Net-Leased Rite Aid Stores Offer Value—And Risk

Amid ongoing interest-rate hikes by the Federal Reserve, many investors are eager for these single-tenant assets' above-average returns. Transwestern Associate Gavin Behr thinks properties occupied by the drugstore chain may fit the bill.
Gavin Behr

Asking cap rates for U.S. single-tenant Rite Aid properties average 7.05 percent, according to CoStar data. This figure represents a significant, 80-basis-point spread over the 6.25 percent average asking cap rate for Walgreens properties. CVS properties on the market command an even lower asking cap rate, averaging roughly 5.71 percent.

These yield spreads reflect several factors, most notably:

  • a variance in corporate credit
  • the potential closure of stores recently acquired by Walgreens
  • uncertainty regarding Rite Aid’s future as an independent company in the aftermath of failed merger discussions with Albertsons

Credit considerations

Most real estate investors consider the lease guarantor’s credit rating to be paramount when underwriting an acquisition. Indeed, creditworthiness is one of the single greatest determinants of asking cap rates.

It is for this reason that Rite Aid properties have the potential for outsize returns. While Walgreens and CVS both hold investment-grade ratings of BBB and BBB+, respectively, from Standard and Poor’s, Rite Aid holds the less desirable B rating.
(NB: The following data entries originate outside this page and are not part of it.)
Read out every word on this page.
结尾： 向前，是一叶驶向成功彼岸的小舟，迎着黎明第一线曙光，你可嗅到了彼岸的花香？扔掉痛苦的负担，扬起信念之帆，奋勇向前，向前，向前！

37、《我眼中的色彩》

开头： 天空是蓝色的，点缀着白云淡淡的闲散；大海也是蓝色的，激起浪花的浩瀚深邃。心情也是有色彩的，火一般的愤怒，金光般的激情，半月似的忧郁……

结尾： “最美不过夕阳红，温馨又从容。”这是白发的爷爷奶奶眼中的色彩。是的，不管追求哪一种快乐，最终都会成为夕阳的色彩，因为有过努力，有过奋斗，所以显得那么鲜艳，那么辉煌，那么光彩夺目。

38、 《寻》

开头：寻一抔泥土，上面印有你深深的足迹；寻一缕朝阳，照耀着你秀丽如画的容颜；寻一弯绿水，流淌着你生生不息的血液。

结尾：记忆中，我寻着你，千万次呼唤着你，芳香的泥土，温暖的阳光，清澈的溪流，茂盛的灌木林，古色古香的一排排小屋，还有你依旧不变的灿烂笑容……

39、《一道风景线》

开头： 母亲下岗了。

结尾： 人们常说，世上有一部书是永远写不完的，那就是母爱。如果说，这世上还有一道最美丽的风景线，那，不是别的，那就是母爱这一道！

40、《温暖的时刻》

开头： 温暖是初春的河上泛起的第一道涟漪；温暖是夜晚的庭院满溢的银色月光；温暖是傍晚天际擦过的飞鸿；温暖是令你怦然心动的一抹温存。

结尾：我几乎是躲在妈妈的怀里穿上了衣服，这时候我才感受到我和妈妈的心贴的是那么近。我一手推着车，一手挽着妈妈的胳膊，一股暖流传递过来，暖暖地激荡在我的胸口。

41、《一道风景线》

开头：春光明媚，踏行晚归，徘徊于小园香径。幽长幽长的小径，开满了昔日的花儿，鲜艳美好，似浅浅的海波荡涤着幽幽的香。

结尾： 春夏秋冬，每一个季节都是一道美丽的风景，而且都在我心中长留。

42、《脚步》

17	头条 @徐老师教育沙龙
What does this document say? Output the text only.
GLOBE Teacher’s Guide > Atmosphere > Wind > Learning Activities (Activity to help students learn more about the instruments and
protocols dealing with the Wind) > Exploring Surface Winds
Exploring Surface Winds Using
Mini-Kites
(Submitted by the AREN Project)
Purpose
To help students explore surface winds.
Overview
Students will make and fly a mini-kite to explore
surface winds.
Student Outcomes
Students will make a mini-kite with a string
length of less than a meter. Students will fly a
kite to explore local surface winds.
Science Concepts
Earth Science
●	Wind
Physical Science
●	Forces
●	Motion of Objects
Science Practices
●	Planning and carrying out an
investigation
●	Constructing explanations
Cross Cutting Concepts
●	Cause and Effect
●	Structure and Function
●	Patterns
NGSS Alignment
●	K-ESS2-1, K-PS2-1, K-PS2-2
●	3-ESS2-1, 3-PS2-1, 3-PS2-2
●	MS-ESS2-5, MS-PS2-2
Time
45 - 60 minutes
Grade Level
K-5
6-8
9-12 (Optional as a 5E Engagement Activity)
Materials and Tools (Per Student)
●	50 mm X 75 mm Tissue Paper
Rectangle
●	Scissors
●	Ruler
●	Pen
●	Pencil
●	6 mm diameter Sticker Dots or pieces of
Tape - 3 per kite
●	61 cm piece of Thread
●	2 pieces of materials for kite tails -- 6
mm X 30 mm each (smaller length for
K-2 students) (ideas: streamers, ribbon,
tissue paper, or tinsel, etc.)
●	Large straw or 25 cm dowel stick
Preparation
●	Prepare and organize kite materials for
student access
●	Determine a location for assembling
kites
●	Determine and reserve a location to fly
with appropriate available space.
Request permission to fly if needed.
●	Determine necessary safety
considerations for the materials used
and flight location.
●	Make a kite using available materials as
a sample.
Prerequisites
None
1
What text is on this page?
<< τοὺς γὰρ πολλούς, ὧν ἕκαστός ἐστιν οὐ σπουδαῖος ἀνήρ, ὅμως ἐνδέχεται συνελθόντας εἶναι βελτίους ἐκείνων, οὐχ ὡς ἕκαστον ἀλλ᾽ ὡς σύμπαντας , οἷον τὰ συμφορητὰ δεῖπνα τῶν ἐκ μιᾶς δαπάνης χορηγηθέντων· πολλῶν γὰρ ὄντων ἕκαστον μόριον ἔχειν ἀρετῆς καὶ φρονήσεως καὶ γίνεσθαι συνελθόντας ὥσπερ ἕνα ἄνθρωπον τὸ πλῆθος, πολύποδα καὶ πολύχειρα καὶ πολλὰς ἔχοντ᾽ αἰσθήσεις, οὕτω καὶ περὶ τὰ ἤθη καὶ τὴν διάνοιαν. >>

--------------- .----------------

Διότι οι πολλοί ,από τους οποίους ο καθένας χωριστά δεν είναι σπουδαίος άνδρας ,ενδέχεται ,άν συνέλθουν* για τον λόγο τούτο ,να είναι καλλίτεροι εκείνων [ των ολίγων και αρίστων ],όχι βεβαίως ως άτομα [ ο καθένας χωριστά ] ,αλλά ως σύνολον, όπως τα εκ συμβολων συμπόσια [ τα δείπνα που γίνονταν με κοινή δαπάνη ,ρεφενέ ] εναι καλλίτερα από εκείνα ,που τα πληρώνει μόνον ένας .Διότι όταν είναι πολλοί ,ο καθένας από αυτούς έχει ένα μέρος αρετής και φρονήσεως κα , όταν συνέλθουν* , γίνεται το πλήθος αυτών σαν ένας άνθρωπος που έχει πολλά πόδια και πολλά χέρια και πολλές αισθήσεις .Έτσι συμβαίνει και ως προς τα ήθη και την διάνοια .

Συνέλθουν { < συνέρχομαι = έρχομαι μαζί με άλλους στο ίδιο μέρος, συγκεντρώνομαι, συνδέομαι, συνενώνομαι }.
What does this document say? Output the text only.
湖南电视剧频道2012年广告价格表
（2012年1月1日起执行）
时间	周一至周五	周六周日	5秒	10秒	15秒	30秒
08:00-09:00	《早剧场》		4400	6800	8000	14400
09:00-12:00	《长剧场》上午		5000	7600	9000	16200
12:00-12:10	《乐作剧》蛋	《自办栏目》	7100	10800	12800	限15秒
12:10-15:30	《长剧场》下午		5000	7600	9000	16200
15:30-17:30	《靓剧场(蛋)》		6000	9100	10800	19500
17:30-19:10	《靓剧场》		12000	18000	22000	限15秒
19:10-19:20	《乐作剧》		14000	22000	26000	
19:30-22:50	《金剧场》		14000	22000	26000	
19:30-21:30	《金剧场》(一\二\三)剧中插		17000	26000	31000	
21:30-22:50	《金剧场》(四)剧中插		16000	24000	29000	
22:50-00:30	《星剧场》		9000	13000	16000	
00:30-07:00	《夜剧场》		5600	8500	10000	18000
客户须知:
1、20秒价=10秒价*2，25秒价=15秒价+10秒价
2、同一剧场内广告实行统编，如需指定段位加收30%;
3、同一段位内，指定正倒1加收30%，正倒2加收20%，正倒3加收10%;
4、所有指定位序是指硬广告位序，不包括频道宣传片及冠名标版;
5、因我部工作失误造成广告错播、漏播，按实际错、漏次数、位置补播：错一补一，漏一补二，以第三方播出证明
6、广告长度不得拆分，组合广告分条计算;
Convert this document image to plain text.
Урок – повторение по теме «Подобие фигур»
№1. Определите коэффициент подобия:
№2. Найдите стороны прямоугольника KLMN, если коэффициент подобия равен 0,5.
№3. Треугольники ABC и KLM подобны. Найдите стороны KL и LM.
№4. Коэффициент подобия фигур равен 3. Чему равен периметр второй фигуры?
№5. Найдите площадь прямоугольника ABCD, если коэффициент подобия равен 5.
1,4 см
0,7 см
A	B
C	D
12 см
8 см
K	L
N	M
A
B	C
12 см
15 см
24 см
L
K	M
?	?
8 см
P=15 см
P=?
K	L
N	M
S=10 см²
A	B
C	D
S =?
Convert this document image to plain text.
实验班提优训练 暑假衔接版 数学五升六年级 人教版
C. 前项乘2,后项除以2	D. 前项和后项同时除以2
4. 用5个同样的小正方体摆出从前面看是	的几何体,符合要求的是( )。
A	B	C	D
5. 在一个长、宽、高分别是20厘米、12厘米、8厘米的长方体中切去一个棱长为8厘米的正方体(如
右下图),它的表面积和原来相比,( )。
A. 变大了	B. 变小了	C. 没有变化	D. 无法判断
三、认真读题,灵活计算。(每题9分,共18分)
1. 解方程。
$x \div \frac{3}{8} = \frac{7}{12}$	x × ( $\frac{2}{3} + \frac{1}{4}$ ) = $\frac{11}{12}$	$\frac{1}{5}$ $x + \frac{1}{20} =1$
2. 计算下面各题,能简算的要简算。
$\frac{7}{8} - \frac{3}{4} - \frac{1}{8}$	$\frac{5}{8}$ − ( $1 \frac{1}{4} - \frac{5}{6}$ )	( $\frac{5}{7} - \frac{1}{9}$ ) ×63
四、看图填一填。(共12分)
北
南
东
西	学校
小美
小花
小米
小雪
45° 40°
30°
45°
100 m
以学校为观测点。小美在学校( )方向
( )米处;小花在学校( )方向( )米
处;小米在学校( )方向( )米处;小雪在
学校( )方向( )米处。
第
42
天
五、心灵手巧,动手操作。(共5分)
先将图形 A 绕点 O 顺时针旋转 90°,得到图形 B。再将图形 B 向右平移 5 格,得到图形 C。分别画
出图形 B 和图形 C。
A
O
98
This lack of investment-grade credit may remove Rite Aid from the radar of institutional and private investors who use this credit classification as a litmus test for acquisitions. As a result, buyers who are less concerned with investment-grade credit—and instead focus on the underlying real estate and store sales data, when available—will likely face fewer competitors for acquisition of Rite Aid stores. Given the generally higher caps available on many of those assets, those same investors may achieve more attractive yields relative to those of similar Walgreens or CVS properties.

Closure risk

Walgreens’ recent acquisition of more than 1,900 Rite Aid locations added opacity to the market, due to the potential closure of redundant stores. The uncertain viability of some Rite Aid locations is driving market cap rates upward as potential buyers assign a greater risk factor. This translates into better returns for buyers who identify recently acquired Rite Aids in markets free from immediate competition and potential cannibalization by surrounding Walgreens stores.

After Albertsons

The failed merger between Albertsons and Rite Aid would have consumed the roughly 2,600 remaining stores not acquired by Walgreens. While Rite Aid retains the flexibility to pursue other merger opportunities, the uncertainty of Rite Aid’s future as an independent company could exert continued upward pressure on cap rates. This would create opportunities for astute investors to acquire Rite Aid properties at an attractive cap rate.

Creditworthiness, potential store closures and Rite Aid’s future prospects create a unique cap rate climate. The resulting opportunities may appeal to the yield-conscious investor looking to enhance their portfolio with higher-yield assets in the net-leased pharmacy space.